IsrR is abundant when there is a sufficient iron concentration. IsrR is encoded for within the opposite stand of isiA gene and contains a conserved stem loop secondary structure. Under sufficient iron conditions IsrR binds to its complementary region which corresponds to the central third of the isiA mRNA. The resulting duplex RNA is then targeted for degradation. This allows the antisense RNA to act as a reversible switch that responds to changes in environmental conditions to modulate the expression of the isiA protein.

IsrR was originally identified within cyanobacteria but may be conserved throughout a number of photosynthetic species from multiple kingdoms. At present, IsrR is the only non coding RNA identified that has a regulatory role on photosynthetic proteins.

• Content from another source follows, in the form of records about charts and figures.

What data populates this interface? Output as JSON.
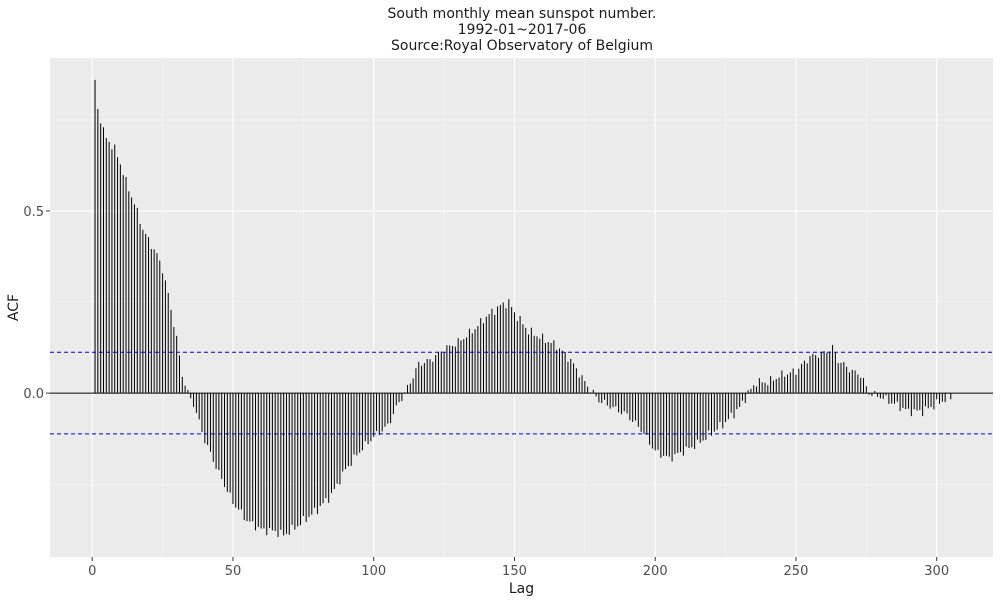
{
  "chart_data": {
    "type": "bar",
    "title": "South monthly mean sunspot number.",
    "subtitle": "1992-01~2017-06",
    "caption": "Source:Royal Observatory of Belgium",
    "xlabel": "Lag",
    "ylabel": "ACF",
    "xlim": [
      -15,
      320
    ],
    "ylim": [
      -0.45,
      0.92
    ],
    "x_ticks": [
      0,
      50,
      100,
      150,
      200,
      250,
      300
    ],
    "y_ticks": [
      0.0,
      0.5
    ],
    "y_tick_labels": [
      "0.0",
      "0.5"
    ],
    "confidence_bound": 0.112,
    "confidence_color": "#0000cc",
    "panel_color": "#ebebeb",
    "grid": true,
    "anchors": [
      [
        1,
        0.86
      ],
      [
        2,
        0.78
      ],
      [
        3,
        0.74
      ],
      [
        5,
        0.7
      ],
      [
        8,
        0.67
      ],
      [
        10,
        0.63
      ],
      [
        12,
        0.58
      ],
      [
        15,
        0.52
      ],
      [
        18,
        0.45
      ],
      [
        20,
        0.42
      ],
      [
        23,
        0.38
      ],
      [
        25,
        0.34
      ],
      [
        27,
        0.27
      ],
      [
        30,
        0.15
      ],
      [
        32,
        0.05
      ],
      [
        34,
        0.0
      ],
      [
        36,
        -0.03
      ],
      [
        40,
        -0.13
      ],
      [
        45,
        -0.22
      ],
      [
        50,
        -0.3
      ],
      [
        55,
        -0.35
      ],
      [
        60,
        -0.375
      ],
      [
        65,
        -0.38
      ],
      [
        68,
        -0.39
      ],
      [
        72,
        -0.37
      ],
      [
        80,
        -0.32
      ],
      [
        85,
        -0.28
      ],
      [
        90,
        -0.21
      ],
      [
        95,
        -0.16
      ],
      [
        100,
        -0.12
      ],
      [
        105,
        -0.09
      ],
      [
        108,
        -0.04
      ],
      [
        111,
        0.0
      ],
      [
        113,
        0.03
      ],
      [
        116,
        0.08
      ],
      [
        120,
        0.09
      ],
      [
        125,
        0.12
      ],
      [
        130,
        0.14
      ],
      [
        135,
        0.17
      ],
      [
        140,
        0.21
      ],
      [
        145,
        0.24
      ],
      [
        148,
        0.25
      ],
      [
        150,
        0.22
      ],
      [
        155,
        0.17
      ],
      [
        160,
        0.15
      ],
      [
        165,
        0.13
      ],
      [
        170,
        0.09
      ],
      [
        175,
        0.03
      ],
      [
        178,
        0.0
      ],
      [
        180,
        -0.02
      ],
      [
        185,
        -0.04
      ],
      [
        190,
        -0.06
      ],
      [
        195,
        -0.1
      ],
      [
        200,
        -0.16
      ],
      [
        205,
        -0.18
      ],
      [
        210,
        -0.16
      ],
      [
        215,
        -0.14
      ],
      [
        220,
        -0.11
      ],
      [
        225,
        -0.08
      ],
      [
        230,
        -0.04
      ],
      [
        233,
        0.0
      ],
      [
        236,
        0.03
      ],
      [
        240,
        0.03
      ],
      [
        245,
        0.05
      ],
      [
        250,
        0.06
      ],
      [
        255,
        0.1
      ],
      [
        260,
        0.11
      ],
      [
        263,
        0.125
      ],
      [
        265,
        0.09
      ],
      [
        270,
        0.06
      ],
      [
        273,
        0.05
      ],
      [
        276,
        0.0
      ],
      [
        280,
        -0.01
      ],
      [
        285,
        -0.03
      ],
      [
        290,
        -0.05
      ],
      [
        295,
        -0.05
      ],
      [
        300,
        -0.03
      ],
      [
        305,
        -0.01
      ]
    ],
    "lag_range": [
      1,
      305
    ]
  }
}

Recently the bacteria Staphylococcus aureus is one of the leading contribution to diseases. The importance is to understand it survival in stressful condition in the host. One of the stresses includes low iron that causes the bacteria to experience metabolic stress. IsrR helps by stopping the expression of iron-dependent enzymes to sustain the in limited iron environment. To explain, a study demonstrates IsrR role by targeting mRNAs for the processes of aerobic respiration, oxidative stress response and hem synthesis that proves the impact IsrR has on the metabolism of the bacteria.Following it was also presented that IsrR functions as a negative regulator dependent on the ferric uptake regulator (Fur). It was demonstrated that by removing IsrR increased the growth of the AcnA activity.The ability to bind to AcnA in the ribsome binding site stops translation. Which proceeding by the mechnism causes IsrR to regulate many enzyme in the TCA cycle. The tricarboxylic acid (TCA) cycle by repressing aconitase an enzyme in the cycle and the transcriptional regulator that forms a regulatory loop that limits iron used during stress.